Alan Diehl, mantan penyelidik Badan Keselamatan Transportasi Nasional Amerika Serikat, menambahkan, kemiripan masalah yang dialami dalam insiden pesawat Ethiopian Airlines dan Lion Air termasuk adanya masalah yang dialami awak pesawat tidak lama setelah lepas landas, serta kecepatan vertikal yang tidak stabil. "Hal tersebut jelas menunjukkan adanya potensi masalah dalam kemampuan kontrol dengan pesawat," ujarnya.
Ada banyak faktor lain, lanjut Diehl, yang dapat mengakibatkan kecelakaan, seperti masalah mesin, kesalahan pilot, beban berat, atau pun serangan burung. Ia menyatakan, Ethiopian Airlines memiliki reputasi yang baik. Pemeliharaan pesawat merupakan salah satu hal yang akan diperiksa oleh penyelidik.
Laris dijual
Pesawat model 737 merupakan salah satu pesawat yang paling laris dijual.
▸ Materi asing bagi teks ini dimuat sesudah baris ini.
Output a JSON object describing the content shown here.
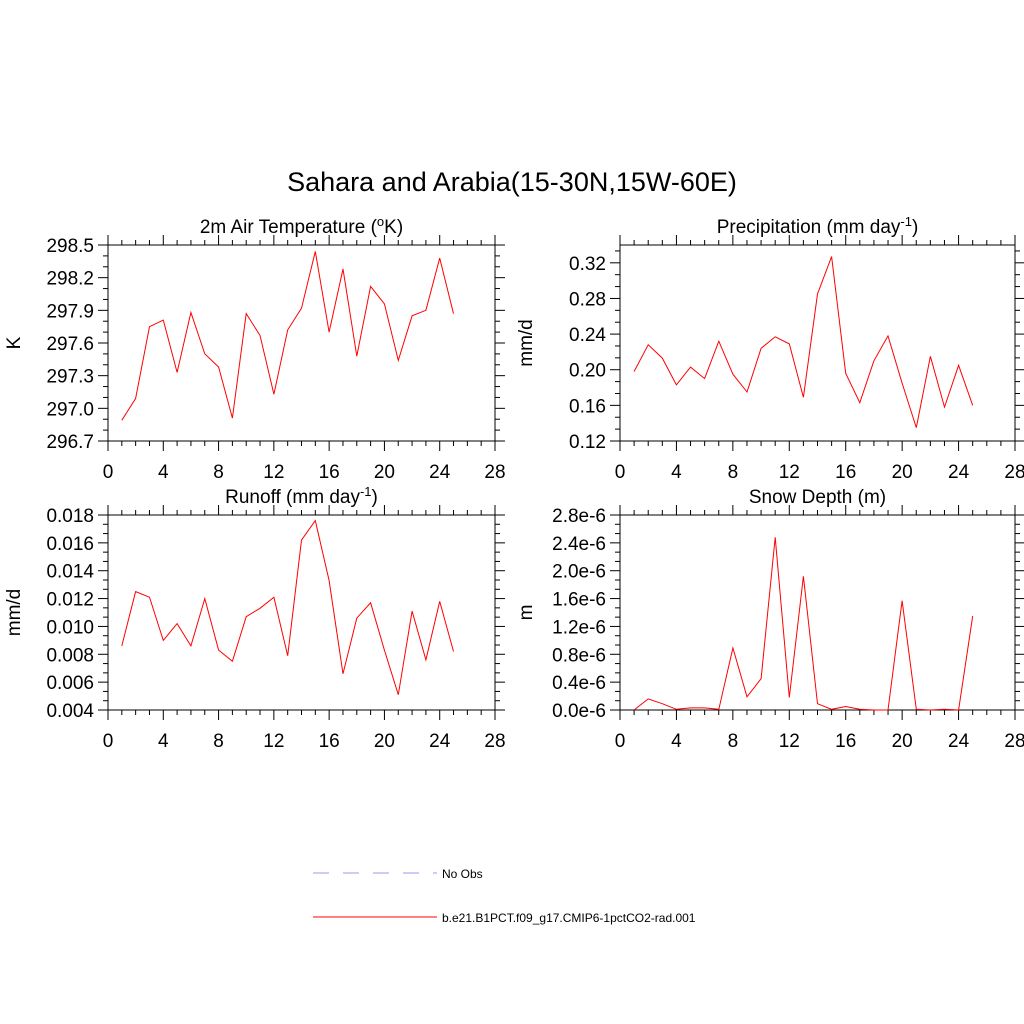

Model Max merupakan versi terbarunya dan memiliki mesin yang lebih hemat bahan bakar. Max merupakan bagian penting dari strategi Boeing untuk bersaing dengan rivalnya dari Eropa, Airbus.
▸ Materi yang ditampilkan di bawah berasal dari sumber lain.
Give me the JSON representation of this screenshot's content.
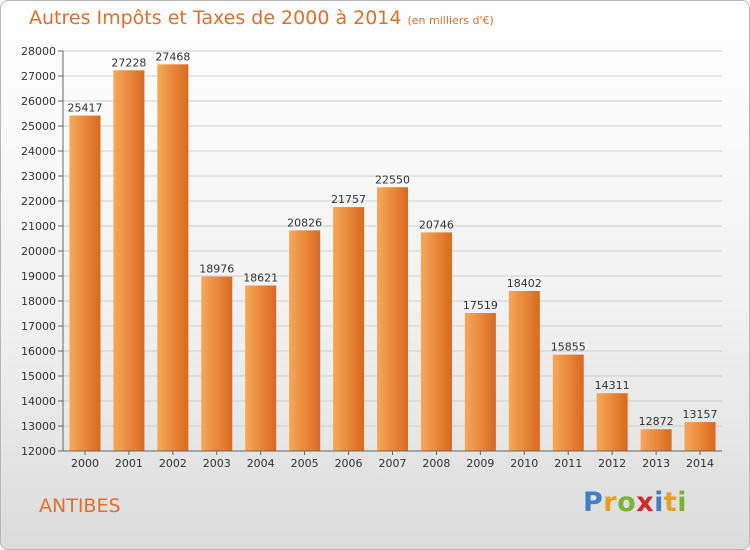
{
  "title": "Autres Impôts et Taxes de 2000 à 2014",
  "unit_note": "(en milliers d'€)",
  "city": "ANTIBES",
  "brand": {
    "letters": [
      {
        "ch": "P",
        "color": "#3f7fc8"
      },
      {
        "ch": "r",
        "color": "#e6a01e"
      },
      {
        "ch": "o",
        "color": "#7bb431"
      },
      {
        "ch": "x",
        "color": "#d9262c"
      },
      {
        "ch": "i",
        "color": "#3f7fc8"
      },
      {
        "ch": "t",
        "color": "#e6a01e"
      },
      {
        "ch": "i",
        "color": "#7bb431"
      }
    ]
  },
  "colors": {
    "accent": "#e0702a",
    "bar_light": "#f7a85a",
    "bar_dark": "#d9691e",
    "grid": "#cfcfcf"
  },
  "chart_data": {
    "type": "bar",
    "categories": [
      "2000",
      "2001",
      "2002",
      "2003",
      "2004",
      "2005",
      "2006",
      "2007",
      "2008",
      "2009",
      "2010",
      "2011",
      "2012",
      "2013",
      "2014"
    ],
    "values": [
      25417,
      27228,
      27468,
      18976,
      18621,
      20826,
      21757,
      22550,
      20746,
      17519,
      18402,
      15855,
      14311,
      12872,
      13157
    ],
    "ylim": [
      12000,
      28000
    ],
    "yticks": [
      12000,
      13000,
      14000,
      15000,
      16000,
      17000,
      18000,
      19000,
      20000,
      21000,
      22000,
      23000,
      24000,
      25000,
      26000,
      27000,
      28000
    ],
    "grid": true
  }
}
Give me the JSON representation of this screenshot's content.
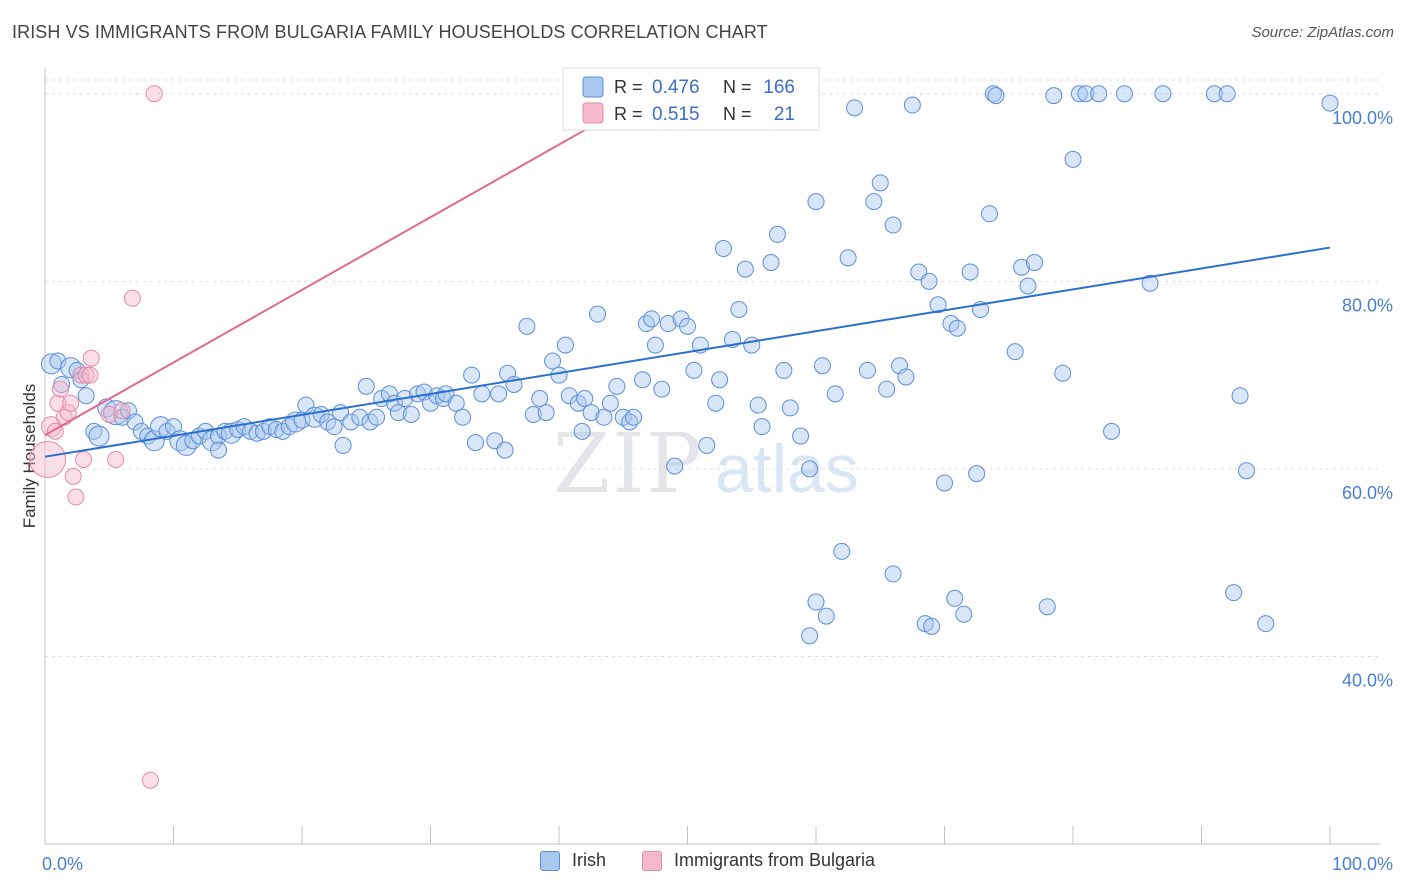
{
  "header": {
    "title": "IRISH VS IMMIGRANTS FROM BULGARIA FAMILY HOUSEHOLDS CORRELATION CHART",
    "source": "Source: ZipAtlas.com"
  },
  "watermark": {
    "zip": "ZIP",
    "atlas": "atlas"
  },
  "colors": {
    "irish_fill": "#a9c8f0",
    "irish_stroke": "#5b8fd8",
    "irish_line": "#2a6fd0",
    "bulgaria_fill": "#f6b9cb",
    "bulgaria_stroke": "#e58aa8",
    "bulgaria_line": "#e06a93",
    "grid": "#d9dde3",
    "tick_label": "#4a7fd0"
  },
  "legend": {
    "r_label": "R =",
    "n_label": "N =",
    "rows": [
      {
        "r": "0.476",
        "n": "166"
      },
      {
        "r": "0.515",
        "n": "21"
      }
    ]
  },
  "chart_data": {
    "type": "scatter",
    "title": "IRISH VS IMMIGRANTS FROM BULGARIA FAMILY HOUSEHOLDS CORRELATION CHART",
    "xlabel": "",
    "ylabel": "Family Households",
    "xlim": [
      0,
      100
    ],
    "ylim": [
      20,
      102
    ],
    "x_tick_labels": {
      "0": "0.0%",
      "100": "100.0%"
    },
    "y_ticks": [
      40,
      60,
      80,
      100
    ],
    "y_tick_labels": [
      "40.0%",
      "60.0%",
      "80.0%",
      "100.0%"
    ],
    "grid": true,
    "legend_position": "top-center",
    "series": [
      {
        "name": "Irish",
        "r": 0.476,
        "n": 166,
        "trend": {
          "x": [
            0,
            100
          ],
          "y": [
            61.3,
            83.6
          ]
        },
        "points": [
          [
            0.5,
            71.2,
            10
          ],
          [
            1,
            71.5,
            8
          ],
          [
            1.3,
            69,
            8
          ],
          [
            2,
            70.8,
            10
          ],
          [
            2.5,
            70.5,
            8
          ],
          [
            2.8,
            69.5,
            8
          ],
          [
            3.2,
            67.8,
            8
          ],
          [
            3.8,
            64,
            8
          ],
          [
            4.2,
            63.5,
            10
          ],
          [
            4.8,
            66.5,
            9
          ],
          [
            5.5,
            66,
            12
          ],
          [
            6,
            65.5,
            8
          ],
          [
            6.5,
            66.2,
            8
          ],
          [
            7,
            65,
            8
          ],
          [
            7.5,
            64,
            8
          ],
          [
            8,
            63.5,
            8
          ],
          [
            8.5,
            63,
            10
          ],
          [
            9,
            64.5,
            10
          ],
          [
            9.5,
            64,
            8
          ],
          [
            10,
            64.5,
            8
          ],
          [
            10.5,
            63,
            10
          ],
          [
            11,
            62.5,
            10
          ],
          [
            11.5,
            63,
            8
          ],
          [
            12,
            63.5,
            8
          ],
          [
            12.5,
            64,
            8
          ],
          [
            13,
            63,
            10
          ],
          [
            13.5,
            63.5,
            8
          ],
          [
            13.5,
            62,
            8
          ],
          [
            14,
            64,
            8
          ],
          [
            14.5,
            63.8,
            10
          ],
          [
            15,
            64.2,
            8
          ],
          [
            15.5,
            64.5,
            8
          ],
          [
            16,
            64,
            8
          ],
          [
            16.5,
            63.8,
            8
          ],
          [
            17,
            64,
            8
          ],
          [
            17.5,
            64.5,
            8
          ],
          [
            18,
            64.2,
            8
          ],
          [
            18.5,
            64,
            8
          ],
          [
            19,
            64.5,
            8
          ],
          [
            19.5,
            65,
            10
          ],
          [
            20,
            65.2,
            8
          ],
          [
            20.3,
            66.8,
            8
          ],
          [
            21,
            65.5,
            10
          ],
          [
            21.5,
            65.8,
            8
          ],
          [
            22,
            65,
            8
          ],
          [
            22.5,
            64.5,
            8
          ],
          [
            23,
            66,
            8
          ],
          [
            23.2,
            62.5,
            8
          ],
          [
            23.8,
            65,
            8
          ],
          [
            24.5,
            65.5,
            8
          ],
          [
            25,
            68.8,
            8
          ],
          [
            25.3,
            65,
            8
          ],
          [
            25.8,
            65.5,
            8
          ],
          [
            26.2,
            67.5,
            8
          ],
          [
            26.8,
            68,
            8
          ],
          [
            27.2,
            67,
            8
          ],
          [
            27.5,
            66,
            8
          ],
          [
            28,
            67.5,
            8
          ],
          [
            28.5,
            65.8,
            8
          ],
          [
            29,
            68,
            8
          ],
          [
            29.5,
            68.2,
            8
          ],
          [
            30,
            67,
            8
          ],
          [
            30.5,
            67.8,
            8
          ],
          [
            31,
            67.5,
            8
          ],
          [
            31.2,
            68,
            8
          ],
          [
            32,
            67,
            8
          ],
          [
            32.5,
            65.5,
            8
          ],
          [
            33.2,
            70,
            8
          ],
          [
            33.5,
            62.8,
            8
          ],
          [
            34,
            68,
            8
          ],
          [
            35,
            63,
            8
          ],
          [
            35.3,
            68,
            8
          ],
          [
            35.8,
            62,
            8
          ],
          [
            36,
            70.2,
            8
          ],
          [
            36.5,
            69,
            8
          ],
          [
            37.5,
            75.2,
            8
          ],
          [
            38,
            65.8,
            8
          ],
          [
            38.5,
            67.5,
            8
          ],
          [
            39,
            66,
            8
          ],
          [
            39.5,
            71.5,
            8
          ],
          [
            40,
            70,
            8
          ],
          [
            40.5,
            73.2,
            8
          ],
          [
            40.8,
            67.8,
            8
          ],
          [
            41.5,
            67,
            8
          ],
          [
            41.8,
            64,
            8
          ],
          [
            42,
            67.5,
            8
          ],
          [
            42.5,
            66,
            8
          ],
          [
            43,
            76.5,
            8
          ],
          [
            43.5,
            65.5,
            8
          ],
          [
            44,
            67,
            8
          ],
          [
            44.5,
            68.8,
            8
          ],
          [
            45,
            65.5,
            8
          ],
          [
            45.5,
            65,
            8
          ],
          [
            45.8,
            65.5,
            8
          ],
          [
            46.5,
            69.5,
            8
          ],
          [
            46.8,
            75.5,
            8
          ],
          [
            47.2,
            76,
            8
          ],
          [
            47.5,
            73.2,
            8
          ],
          [
            48,
            68.5,
            8
          ],
          [
            48.5,
            75.5,
            8
          ],
          [
            49.5,
            76,
            8
          ],
          [
            50,
            75.2,
            8
          ],
          [
            50.5,
            70.5,
            8
          ],
          [
            49,
            60.3,
            8
          ],
          [
            51,
            73.2,
            8
          ],
          [
            51.5,
            62.5,
            8
          ],
          [
            52.2,
            67,
            8
          ],
          [
            52.5,
            69.5,
            8
          ],
          [
            52.8,
            83.5,
            8
          ],
          [
            53.5,
            73.8,
            8
          ],
          [
            54,
            77,
            8
          ],
          [
            54.5,
            81.3,
            8
          ],
          [
            55,
            73.2,
            8
          ],
          [
            55.5,
            66.8,
            8
          ],
          [
            55.8,
            64.5,
            8
          ],
          [
            56.5,
            82,
            8
          ],
          [
            57,
            85,
            8
          ],
          [
            57.5,
            70.5,
            8
          ],
          [
            58,
            66.5,
            8
          ],
          [
            58.8,
            63.5,
            8
          ],
          [
            59.5,
            60,
            8
          ],
          [
            60,
            88.5,
            8
          ],
          [
            60.5,
            71,
            8
          ],
          [
            61.5,
            68,
            8
          ],
          [
            62,
            51.2,
            8
          ],
          [
            62.5,
            82.5,
            8
          ],
          [
            63,
            98.5,
            8
          ],
          [
            64,
            70.5,
            8
          ],
          [
            64.5,
            88.5,
            8
          ],
          [
            65,
            90.5,
            8
          ],
          [
            65.5,
            68.5,
            8
          ],
          [
            66,
            86,
            8
          ],
          [
            66.5,
            71,
            8
          ],
          [
            67,
            69.8,
            8
          ],
          [
            67.5,
            98.8,
            8
          ],
          [
            68,
            81,
            8
          ],
          [
            68.5,
            43.5,
            8
          ],
          [
            68.8,
            80,
            8
          ],
          [
            69,
            43.2,
            8
          ],
          [
            69.5,
            77.5,
            8
          ],
          [
            70,
            58.5,
            8
          ],
          [
            70.5,
            75.5,
            8
          ],
          [
            71,
            75,
            8
          ],
          [
            72,
            81,
            8
          ],
          [
            72.5,
            59.5,
            8
          ],
          [
            72.8,
            77,
            8
          ],
          [
            73.5,
            87.2,
            8
          ],
          [
            73.8,
            100,
            8
          ],
          [
            74,
            99.8,
            8
          ],
          [
            75.5,
            72.5,
            8
          ],
          [
            76,
            81.5,
            8
          ],
          [
            76.5,
            79.5,
            8
          ],
          [
            77,
            82,
            8
          ],
          [
            78,
            45.3,
            8
          ],
          [
            78.5,
            99.8,
            8
          ],
          [
            79.2,
            70.2,
            8
          ],
          [
            80,
            93,
            8
          ],
          [
            80.5,
            100,
            8
          ],
          [
            81,
            100,
            8
          ],
          [
            82,
            100,
            8
          ],
          [
            83,
            64,
            8
          ],
          [
            84,
            100,
            8
          ],
          [
            87,
            100,
            8
          ],
          [
            91,
            100,
            8
          ],
          [
            92,
            100,
            8
          ],
          [
            93,
            67.8,
            8
          ],
          [
            100,
            99,
            8
          ],
          [
            60,
            45.8,
            8
          ],
          [
            59.5,
            42.2,
            8
          ],
          [
            60.8,
            44.3,
            8
          ],
          [
            66,
            48.8,
            8
          ],
          [
            70.8,
            46.2,
            8
          ],
          [
            71.5,
            44.5,
            8
          ],
          [
            86,
            79.8,
            8
          ],
          [
            95,
            43.5,
            8
          ],
          [
            93.5,
            59.8,
            8
          ],
          [
            92.5,
            46.8,
            8
          ]
        ]
      },
      {
        "name": "Immigrants from Bulgaria",
        "r": 0.515,
        "n": 21,
        "trend": {
          "x": [
            0,
            47
          ],
          "y": [
            63.6,
            100
          ]
        },
        "points": [
          [
            0.2,
            61,
            18
          ],
          [
            0.5,
            64.5,
            10
          ],
          [
            0.8,
            64,
            8
          ],
          [
            1,
            67,
            8
          ],
          [
            1.2,
            68.5,
            8
          ],
          [
            1.5,
            65.5,
            8
          ],
          [
            1.8,
            66,
            8
          ],
          [
            2,
            67,
            8
          ],
          [
            2.2,
            59.2,
            8
          ],
          [
            2.4,
            57,
            8
          ],
          [
            2.8,
            70,
            8
          ],
          [
            3,
            61,
            8
          ],
          [
            3.2,
            70,
            8
          ],
          [
            3.5,
            70,
            8
          ],
          [
            3.6,
            71.8,
            8
          ],
          [
            5,
            65.8,
            8
          ],
          [
            5.5,
            61,
            8
          ],
          [
            6,
            66.2,
            8
          ],
          [
            6.8,
            78.2,
            8
          ],
          [
            8.5,
            100,
            8
          ],
          [
            8.2,
            26.8,
            8
          ]
        ]
      }
    ]
  }
}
Ada sekitar 350 pesawat model Max yang telah dikirim oleh Boeing. Jumlah pesanan mencapai lebih dari 5.000. Insiden Lion Air tampaknya tidak mengurangi jumlah penjualan Max. Nilai saham Boeing sempat turun tujuh persen saat terjadinya insiden Lion Air. Namun sejak itu, nilainya telah meningkat hingga 26 persen. (AP)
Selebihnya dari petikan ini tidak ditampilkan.